Cansado de ter que decidir entre pessoas próxima serem idiotas e não perceberem as coisas ou apenas não ligar.

Cansado de estar em lugares onde não quero estar e parece a cada dia mais que não querem que eu esteja.

Cansado de estar em um lugar mas a mente ter que estar sempre em outro.

Cansado de ser deixado de lado, de deslealdades, de ser sempre o preterido.

Casando de fingir que eu não estou cansado.

outubro 02, 2024

Pequenas coisas.

Depois de não sei quantos anos, talvez mais de vinte, não tem um animal dentro dessa casa a noite. Todas as poltronas vazias, a cama desocupada, nenhuma bolinha de pelo deitada no meio do caminho pedindo atenção ou comida.

Nada.

Como uma coisa tão pequena, que muitas vezes se escondiam até do nosso canto olho faz falta. Olho para os lugares que eles costumavam ficar e minha memória sobrepõe a imagem que vejo com a que me acostumei a ver e hoje entendo como era necessário eles estarem ali. Como olhar para o bichinho dormindo, desviar meu caminho para fazer um carinho, às vezes literalmente um, aliviava toda a carga de um dia ruim, de um fase difícil.

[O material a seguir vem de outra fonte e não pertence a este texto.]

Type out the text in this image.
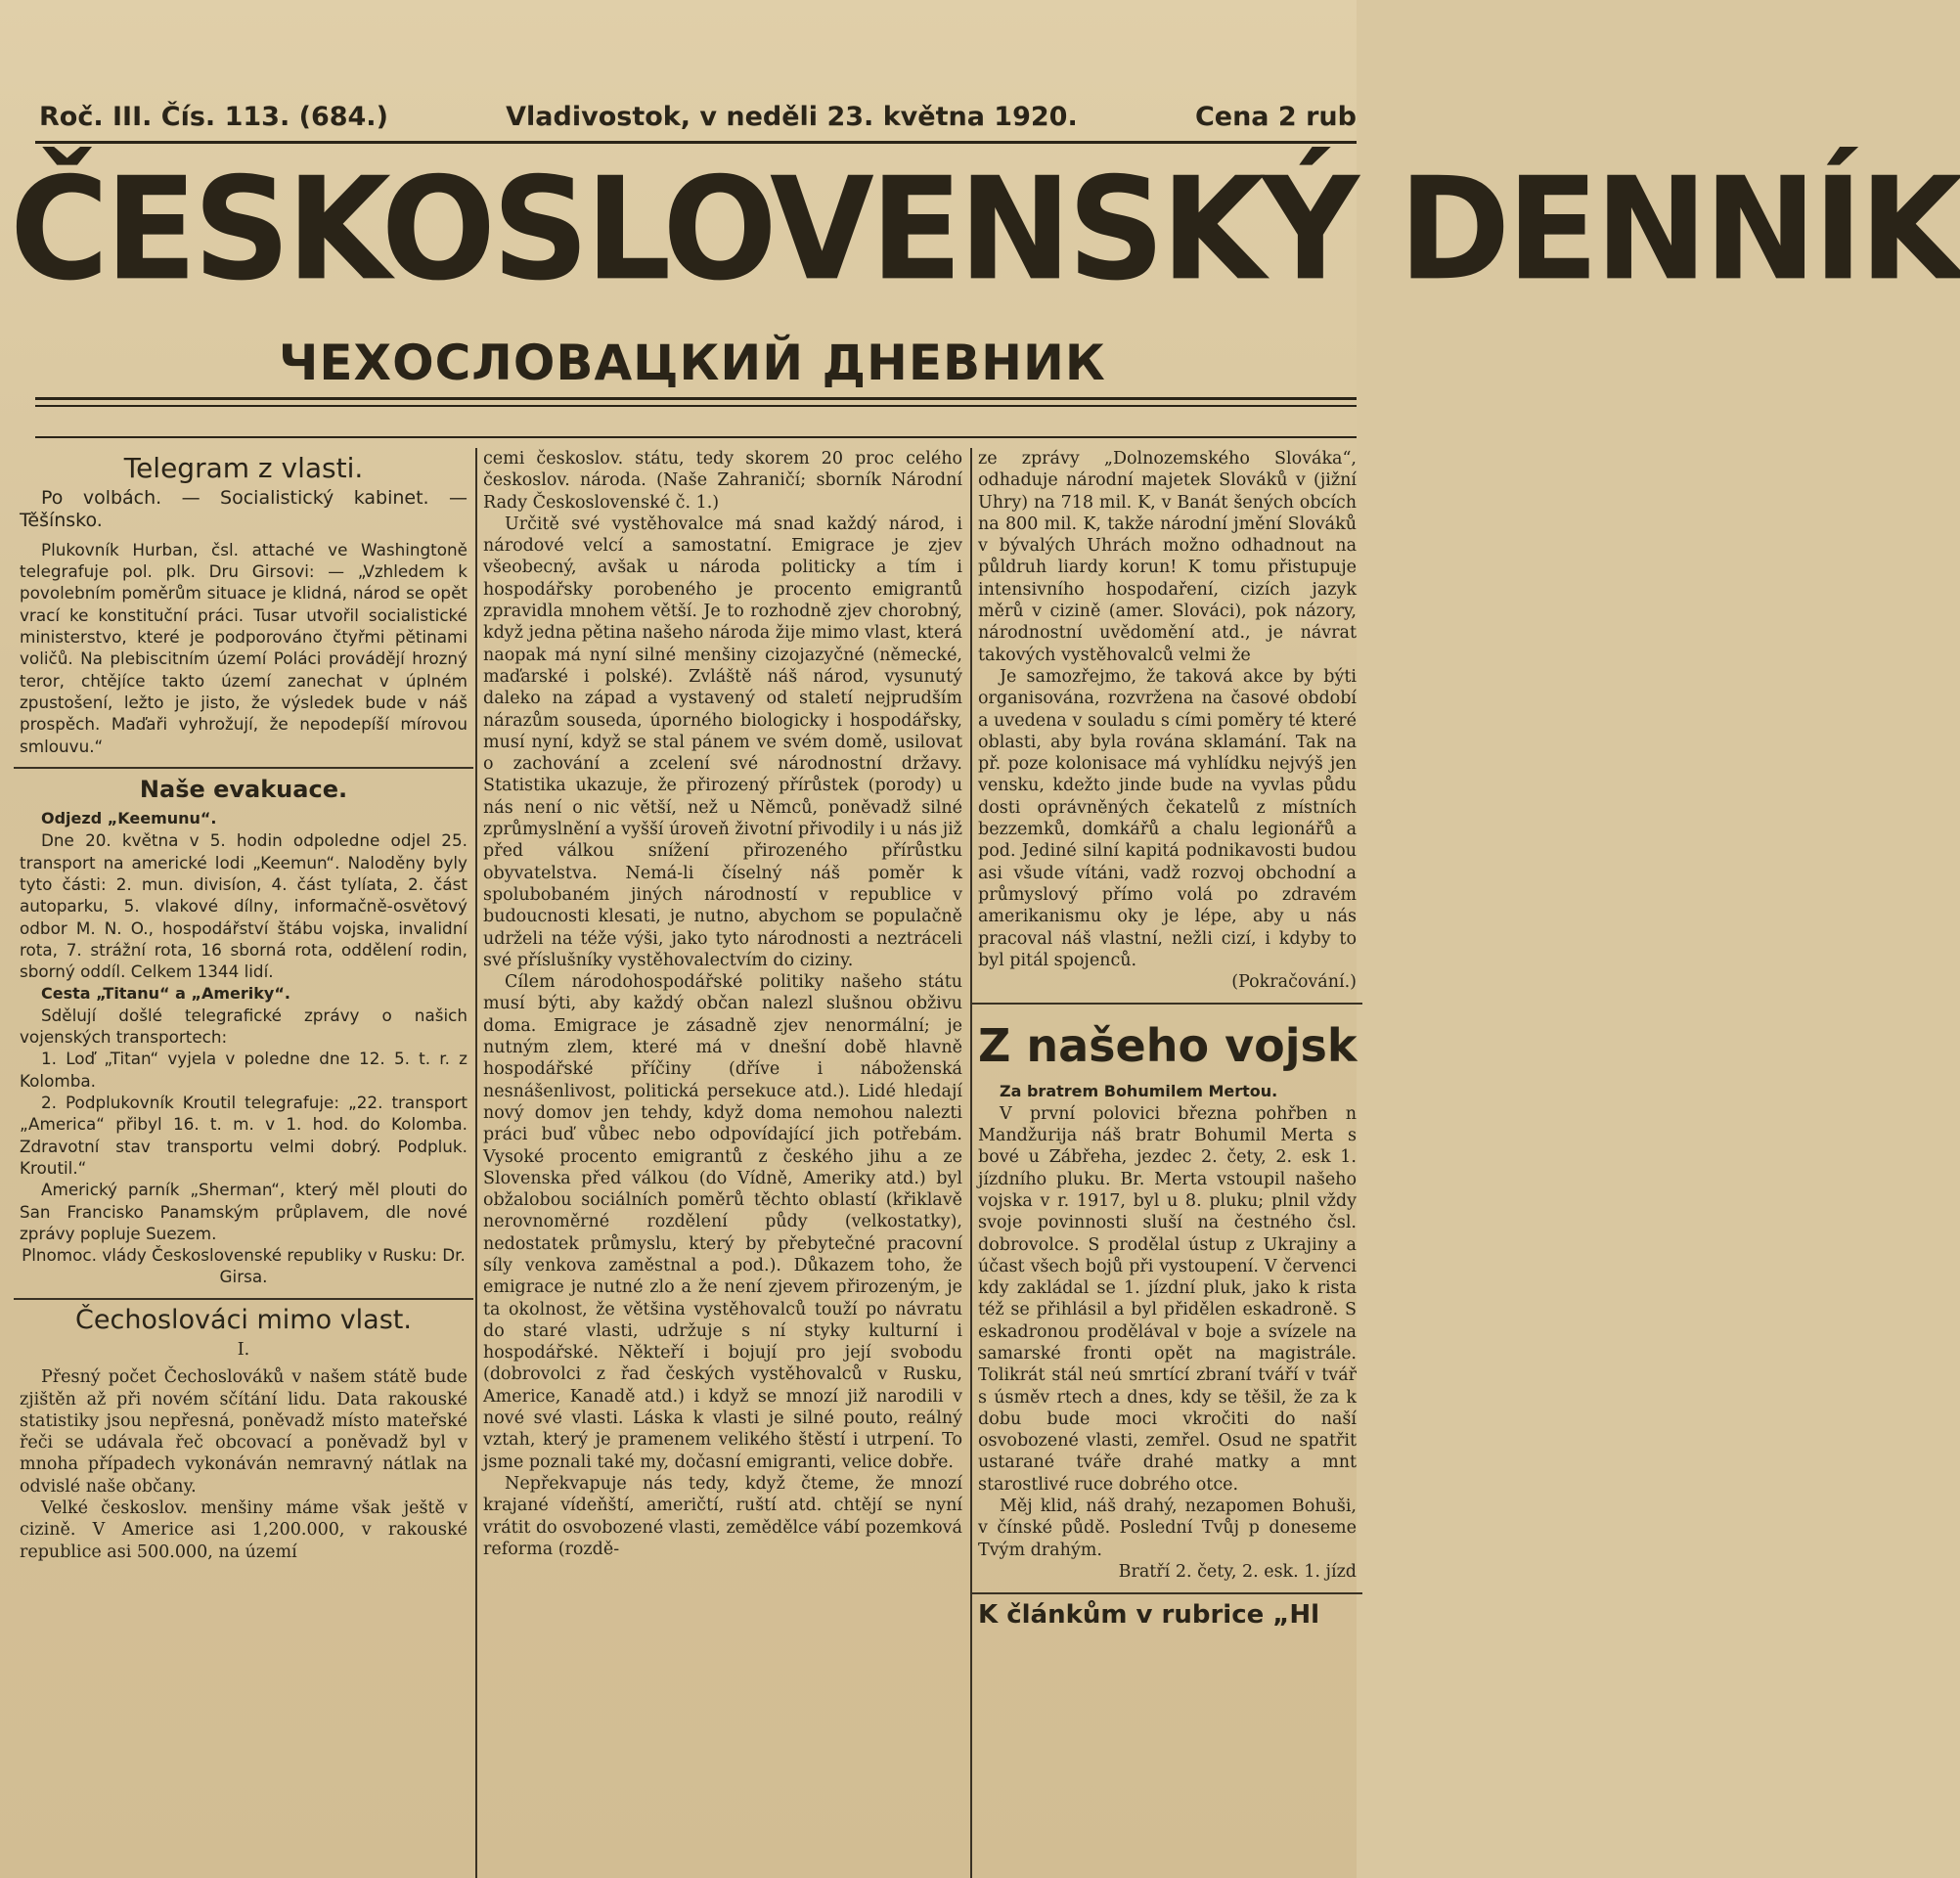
Roč. III. Čís. 113. (684.)	Vladivostok, v neděli 23. května 1920.	Cena 2 rub
ČESKOSLOVENSKÝ DENNÍK
ЧЕХОСЛОВАЦКИЙ ДНЕВНИК
Telegram z vlasti.

Po volbách. — Socialistický kabinet. — Těšínsko.

Plukovník Hurban, čsl. attaché ve Washingtoně telegrafuje pol. plk. Dru Girsovi: — „Vzhledem k povolebním poměrům situace je klidná, národ se opět vrací ke konstituční práci. Tusar utvořil socialistické ministerstvo, které je podporováno čtyřmi pětinami voličů. Na plebiscitním území Poláci provádějí hrozný teror, chtějíce takto území zanechat v úplném zpustošení, ležto je jisto, že výsledek bude v náš prospěch. Maďaři vyhrožují, že nepodepíší mírovou smlouvu.“

Naše evakuace.

Odjezd „Keemunu“.

Dne 20. května v 5. hodin odpoledne odjel 25. transport na americké lodi „Keemun“. Naloděny byly tyto části: 2. mun. divisíon, 4. část tylíata, 2. část autoparku, 5. vlakové dílny, informačně-osvětový odbor M. N. O., hospodářství štábu vojska, invalidní rota, 7. strážní rota, 16 sborná rota, oddělení rodin, sborný oddíl. Celkem 1344 lidí.

Cesta „Titanu“ a „Ameriky“.

Sdělují došlé telegrafické zprávy o našich vojenských transportech:

1. Loď „Titan“ vyjela v poledne dne 12. 5. t. r. z Kolomba.

2. Podplukovník Kroutil telegrafuje: „22. transport „America“ přibyl 16. t. m. v 1. hod. do Kolomba. Zdravotní stav transportu velmi dobrý. Podpluk. Kroutil.“

Americký parník „Sherman“, který měl plouti do San Francisko Panamským průplavem, dle nové zprávy popluje Suezem.

Plnomoc. vlády Československé republiky v Rusku: Dr. Girsa.

Čechoslováci mimo vlast.

I.

Přesný počet Čechoslováků v našem státě bude zjištěn až při novém sčítání lidu. Data rakouské statistiky jsou nepřesná, poněvadž místo mateřské řeči se udávala řeč obcovací a poněvadž byl v mnoha případech vykonáván nemravný nátlak na odvislé naše občany.

Velké českoslov. menšiny máme však ještě v cizině. V Americe asi 1,200.000, v rakouské republice asi 500.000, na území

cemi českoslov. státu, tedy skorem 20 proc celého českoslov. národa. (Naše Zahraničí; sborník Národní Rady Československé č. 1.)

Určitě své vystěhovalce má snad každý národ, i národové velcí a samostatní. Emigrace je zjev všeobecný, avšak u národa politicky a tím i hospodářsky porobeného je procento emigrantů zpravidla mnohem větší. Je to rozhodně zjev chorobný, když jedna pětina našeho národa žije mimo vlast, která naopak má nyní silné menšiny cizojazyčné (německé, maďarské i polské). Zvláště náš národ, vysunutý daleko na západ a vystavený od staletí nejprudším nárazům souseda, úporného biologicky i hospodářsky, musí nyní, když se stal pánem ve svém domě, usilovat o zachování a zcelení své národnostní državy. Statistika ukazuje, že přirozený přírůstek (porody) u nás není o nic větší, než u Němců, poněvadž silné zprůmyslnění a vyšší úroveň životní přivodily i u nás již před válkou snížení přirozeného přírůstku obyvatelstva. Nemá-li číselný náš poměr k spolubobaném jiných národností v republice v budoucnosti klesati, je nutno, abychom se populačně udrželi na téže výši, jako tyto národnosti a neztráceli své příslušníky vystěhovalectvím do ciziny.

Cílem národohospodářské politiky našeho státu musí býti, aby každý občan nalezl slušnou obživu doma. Emigrace je zásadně zjev nenormální; je nutným zlem, které má v dnešní době hlavně hospodářské příčiny (dříve i náboženská nesnášenlivost, politická persekuce atd.). Lidé hledají nový domov jen tehdy, když doma nemohou nalezti práci buď vůbec nebo odpovídající jich potřebám. Vysoké procento emigrantů z českého jihu a ze Slovenska před válkou (do Vídně, Ameriky atd.) byl obžalobou sociálních poměrů těchto oblastí (křiklavě nerovnoměrné rozdělení půdy (velkostatky), nedostatek průmyslu, který by přebytečné pracovní síly venkova zaměstnal a pod.). Důkazem toho, že emigrace je nutné zlo a že není zjevem přirozeným, je ta okolnost, že většina vystěhovalců touží po návratu do staré vlasti, udržuje s ní styky kulturní i hospodářské. Někteří i bojují pro její svobodu (dobrovolci z řad českých vystěhovalců v Rusku, Americe, Kanadě atd.) i když se mnozí již narodili v nové své vlasti. Láska k vlasti je silné pouto, reálný vztah, který je pramenem velikého štěstí i utrpení. To jsme poznali také my, dočasní emigranti, velice dobře.

Nepřekvapuje nás tedy, když čteme, že mnozí krajané vídeňští, američtí, ruští atd. chtějí se nyní vrátit do osvobozené vlasti, zemědělce vábí pozemková reforma (rozdě-

ze zprávy „Dolnozemského Slováka“, odhaduje národní majetek Slováků v (jižní Uhry) na 718 mil. K, v Banát šených obcích na 800 mil. K, takže národní jmění Slováků v bývalých Uhrách možno odhadnout na půldruh liardy korun! K tomu přistupuje intensivního hospodaření, cizích jazyk měrů v cizině (amer. Slováci), pok názory, národnostní uvědomění atd., je návrat takových vystěhovalců velmi že

Je samozřejmo, že taková akce by býti organisována, rozvržena na časové období a uvedena v souladu s cími poměry té které oblasti, aby byla rována sklamání. Tak na př. poze kolonisace má vyhlídku nejvýš jen vensku, kdežto jinde bude na vyvlas půdu dosti oprávněných čekatelů z místních bezzemků, domkářů a chalu legionářů a pod. Jediné silní kapitá podnikavosti budou asi všude vítáni, vadž rozvoj obchodní a průmyslový přímo volá po zdravém amerikanismu oky je lépe, aby u nás pracoval náš vlastní, nežli cizí, i kdyby to byl pitál spojenců.

(Pokračování.)

Z našeho vojsk

Za bratrem Bohumilem Mertou.

V první polovici března pohřben n Mandžurija náš bratr Bohumil Merta s bové u Zábřeha, jezdec 2. čety, 2. esk 1. jízdního pluku. Br. Merta vstoupil našeho vojska v r. 1917, byl u 8. pluku; plnil vždy svoje povinnosti sluší na čestného čsl. dobrovolce. S prodělal ústup z Ukrajiny a účast všech bojů při vystoupení. V červenci kdy zakládal se 1. jízdní pluk, jako k rista též se přihlásil a byl přidělen eskadroně. S eskadronou prodělával v boje a svízele na samarské fronti opět na magistrále. Tolikrát stál neú smrtící zbraní tváří v tvář s úsměv rtech a dnes, kdy se těšil, že za k dobu bude moci vkročiti do naší osvobozené vlasti, zemřel. Osud ne spatřit ustarané tváře drahé matky a mnt starostlivé ruce dobrého otce.

Měj klid, náš drahý, nezapomen Bohuši, v čínské půdě. Poslední Tvůj p doneseme Tvým drahým.

Bratří 2. čety, 2. esk. 1. jízd

K článkům v rubrice „Hl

Hoje estou no vazio, sem ter para onde olhar, sem ter porque desviar o caminho. Apenas o vazio. A TV não consegue fazer companhia, o mundo lá fora não parece ter atrativos.

Mas é assim que vai ser, melhor acostumar.

setembro 28, 2024

Inútil.

Uma das piores sensações que uma posso pode ter é de inutilidade. É de saber o que precisa ser feito, onde fazer e não poder fazer e/ou não saber fazer. É de ver a situação piorando e não conseguir nem parar esse decaimento ou reverter.

É olhar para trás e ver que as ideias que surgiram já no desespero e foram colocadas em prática com resultados mínimos poderiam ter tido algum efeito se tivesse aparecido um pouco antes. É de me culpar não por omissão, mas por incompetência. 

É um pensamento ou sensação que fica sempre às sombras dos pensamentos, incomodando, alfinetando, lembrando de tudo que não pude fazer.

Normalmente em textos aqui eu gosto de deixar uma conclusão, esse não vai ter, porque essa sensação nunca vai embora, sempre vai ser lembrado. Nos momentos onde menos esperamos, para estragar um momento bom ou piorar um momento ruim.

agosto 19, 2024

Percepções.

 Uma frase perdida na TV ontem: "a melhor maneira de demonstrar afeto é estando presente".

Com poucas coisas concordo mais. Pena que as pessoas ao meu redor não prestem atenção nesses detalhes, mesmo que para agir em desacordo com eles. Apenas ignoram.

Acharia melhor que entendessem e negassem que apenas não percebam as coisas ao redor como são. Se não entende, acho que gostaria que perguntasse.

Loopping.

O pior é o vazio. Sem tristeza, sem ansiedade sem nada. Só tédio, indiferença, um viver automático como um roteiro chato, já sabendo o que vamos fazer e quais vão ser as reações. Apenas sigo.

Dormir, acordar, trabalho. Um o outro jogo, uma ou outra conversa interessante, cada vez mais rara, um afastamento natural e quase irremediável. Melhor. Sem tempo para mim, refazendo coisas que estavam funcionando e sem motivo são estragadas, gente tentando me convencer que a realidade que vivo não é aquela, gente que não vive essa realidade, que quer entender um filme por um frame desfocado.

Isso cansa, cansa o corpo, cansa o espírito, cansa. O tempo passa rápido mas as coisas não mudam, não param, não acabam. Apenas parece que estou parado olhando um time lapse qualquer do mundo.

Amanhã é um dia normal, já sei o que vou fazer, falar, as brincadeiras que direi e já espero as reações. Déjà vu.

A única graça é fazer parecer que é a primeira vez que estou passando por aquilo e, ó, é uma surpresa.